Continuous electroencephalography (EEG) data were recorded using an elastic cap and the ActiveTwo BioSemi system (BioSemi, Amsterdam, Netherlands). Sixty-four Ag/AgCl electrodes were used, based on the 10–20 system, as well as two electrodes on the right and left mastoids. The electrooculogram (EOG) generated from eye movements was recorded using four facial electrodes. Horizontal eye movements were measured using two electrodes located approximately 1 cm outside the outer edge of the right and left eyes, and vertical eye movements and eyeblinks were measured via one electrode placed approximately 1 cm below the left eye and electrode FP1. The data were digitized at a sampling rate of 1,024 Hz, using a low•pass fifth order sinc filter with −3 dB cutoff point at 208 Hz. Each active electrode was measured online with respect to a common mode sense (CMS) active electrode, located between PO3 and POz, producing a monopolar (nondifferential) channel. CMS forms a feedback loop with a paired driven right leg (DRL) electrode located between POz and PO4, reducing the potential and increasing the common mode rejection rate.
Offline, all data were analyzed in BrainVision Analyzer 2.1.0 (Brain Products, Munich, Germany), and were referenced to the average of the left and right mastoids and band•pass filtered with low and high cutoffs of 0.1 and 30 Hz, respectively. Eye blink and ocular corrections were conducted using established standards (Gratton et al., 1983). EEG channels with a high number of channel-specific artifacts were removed and interpolated (spline interpolation; Perrin et al., 1989). The mean number of interpolated channels was 1.71 (maximum=7). EEG data were segmented into epochs beginning 200 ms before feedback onset and ending 1,000 ms after feedback onset. The 200 ms prior to feedback onset was used for baseline correction. Epochs for individual channels were rejected using a semi-automated procedure, with artifacts identified using the following criteria: a voltage step of more than 50 μV between sample points, a voltage difference of 300 μV within a trial, and a maximum voltage difference of less than 50 μV within 100 ms intervals. These intervals were rejected from individual channels in each trial. Visual inspection of the data was then conducted to detect and reject remaining artifacts. After interpolation and artifact rejection, the average number of trials retained for averaging was 29.6, 29.5, and 29.6 for the gain, loss, and neutral conditions, respectively. The RewP was scored as the mean amplitude from 250-350 ms following feedback at a pooling of FCz and Cz, where the difference between gain and non-gain amplitudes was maximal (see Figure 1). Consistent with recommendations for isolating ERPs to activity specific to one condition (Meyer et al., 2017), responses to loss and neutral trials were regressed on responses to gain trials, thus creating a residual score for the RewP. Split-half reliabilities for each condition were calculated using the correlation between the averages of odd- and even-numbered trials corrected using the Spearman-Brown prophecy formula (Nunnally and Bernstein, 1994), and were .94, .91, and .89 for the gain, loss, and neutral conditions, respectively.

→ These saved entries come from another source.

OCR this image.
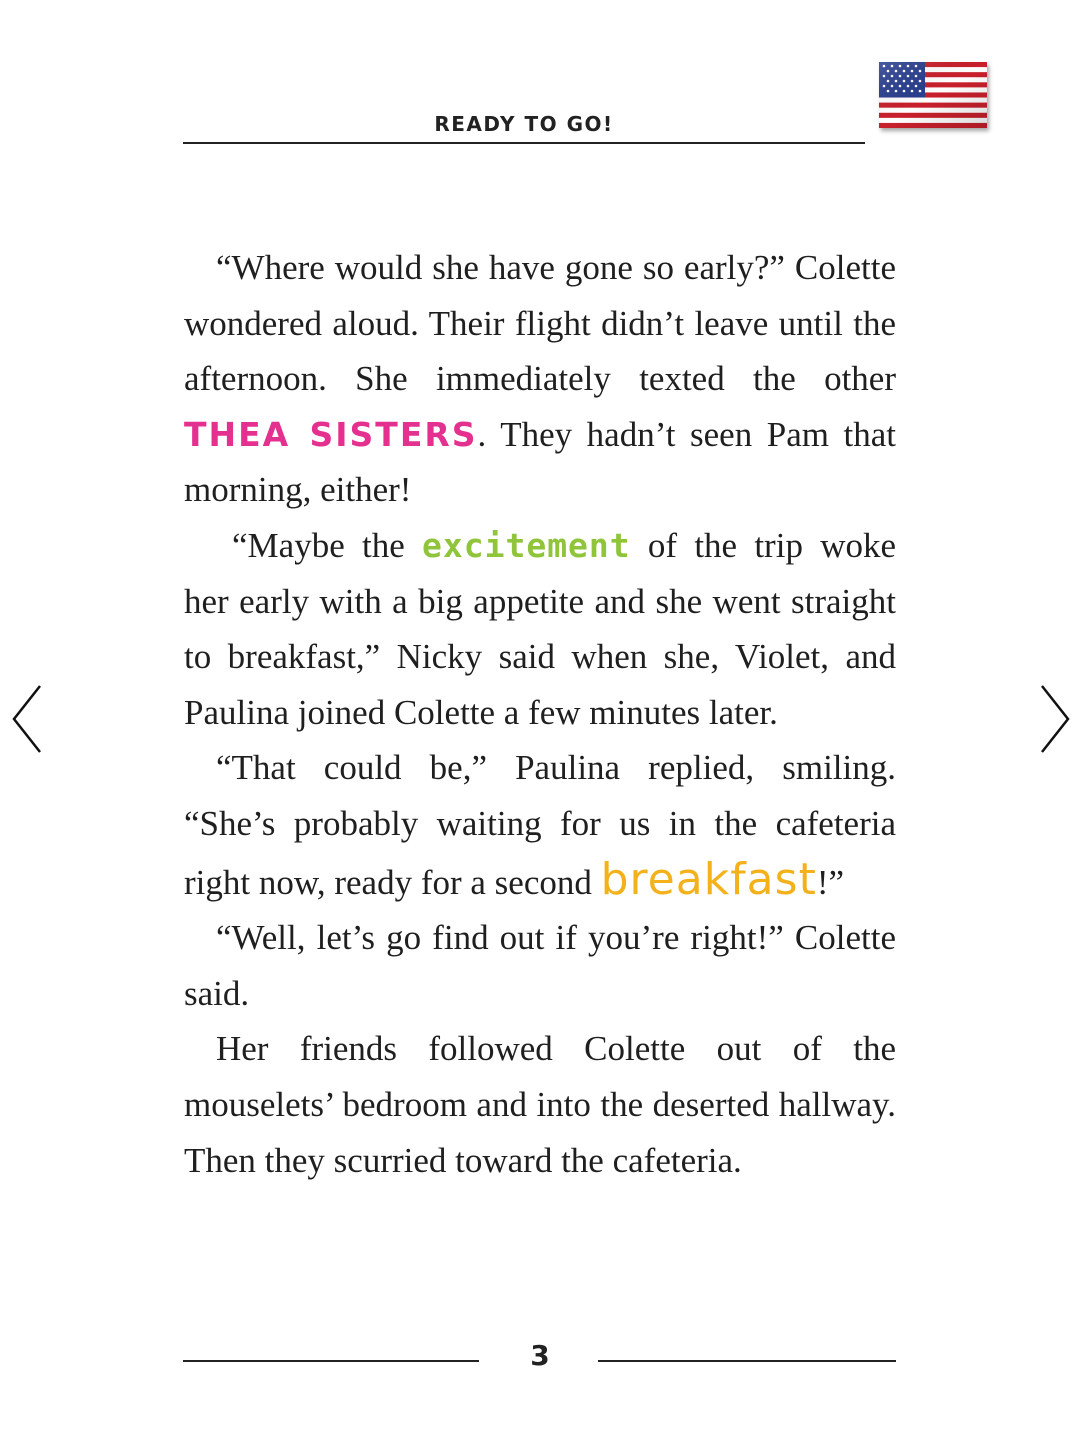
READY TO GO!

“Where would she have gone so early?” Colette wondered aloud. Their flight didn’t leave until the afternoon. She immediately texted the other THEA SISTERS. They hadn’t seen Pam that morning, either!

“Maybe the excitement of the trip woke her early with a big appetite and she went straight to breakfast,” Nicky said when she, Violet, and Paulina joined Colette a few minutes later.

“That could be,” Paulina replied, smiling. “She’s probably waiting for us in the cafeteria right now, ready for a second breakfast!”

“Well, let’s go find out if you’re right!” Colette said.

Her friends followed Colette out of the mouselets’ bedroom and into the deserted hallway. Then they scurried toward the cafeteria.

3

Experience Sampling Methodology
Following the baseline assessment, participants received ESM prompts six times daily at random times within stratified 90-minute windows between 8:30am and 10:30pm for 14 consecutive days. During each prompt, participants received the 10-item Positive and Negative Affect Schedule-Short Form (PANAS-SF; Kercher, 1992). Positive affect (PA; excited, enthusiastic, alert, inspired, and determined) and negative affect (NA; distressed, upset, scared, nervous, and afraid) items were rated on a 5-point Likert scale ranging from 1 (very slightly or not at all) to 5 (extremely), and item order was randomized each day. Participants had twenty minutes to complete the ESM protocol, after which it was no longer available. Participants completed an average of 45.89 surveys over the ESM period, corresponding to a compliance rate of 54.6%. As affect dynamics indices may differ depending on the time lag examined (Gollob and Reichardt, 1987), we excluded longer time lags in analyses of instability and inertia. Instability analyses excluded lags greater than 1.5 standard deviations above the sample mean (resulting in an average lag of 172.33 minutes; range = 54.88-354.12), and inertia analyses focused on surveys completed within successive windows (mean lag = 149.46 minutes; range = 54.88-247.55). The 52 participants included in analyses of affective inertia had an average of 28.46 pairs of consecutive completed surveys (SD = 12.23; range = 11-58)
Procedures
At a baseline assessment, participants were administered the SCID by trained study staff, completed the self-reported IDAS, and the Doors Task while EEG data were recorded. Following EEG acquisition, the Metricwire (Metricwire Inc., Kitchener, Canada) app was installed on participants’ smartphone, and participants were instructed on how to complete the ESM items. Participants also were reminded that EMS prompts would occur 6 times per day over the course of 14 days, and participants were called with reminders to complete surveys during that time.
Data Analysis
As ESM observations (level 1) are nested within individuals (level 2)2, multilevel modeling was used to estimate relationships between each MDD risk factor and mean, instability, and inertia of PA or NA. All models included a random intercept to allow mean levels of PA or NA to vary freely across individuals. Models also covaried for current depressive symptom severity (IDAS General Depression scale), as subthreshold depression has been shown to be associated with mean levels, instability, and inertia of affect (Houben et al., 2015). This additionally allowed tests of the predictive power of the three risk factors independent of residual current depressive symptoms. To examine relationships between MDD risk factors and mean levels of momentary PA and NA, separate multilevel models were estimated for each risk factor as a fixed effect predictor of PA or NA. Significant relationships between a risk factor and mean PA or NA were followed up with a model testing whether affect valence moderated the relationship between the risk factor and mean affect levels. Significant moderating effects of affect valence would indicate that the risk factor is differentially associated with mean levels of PA versus NA.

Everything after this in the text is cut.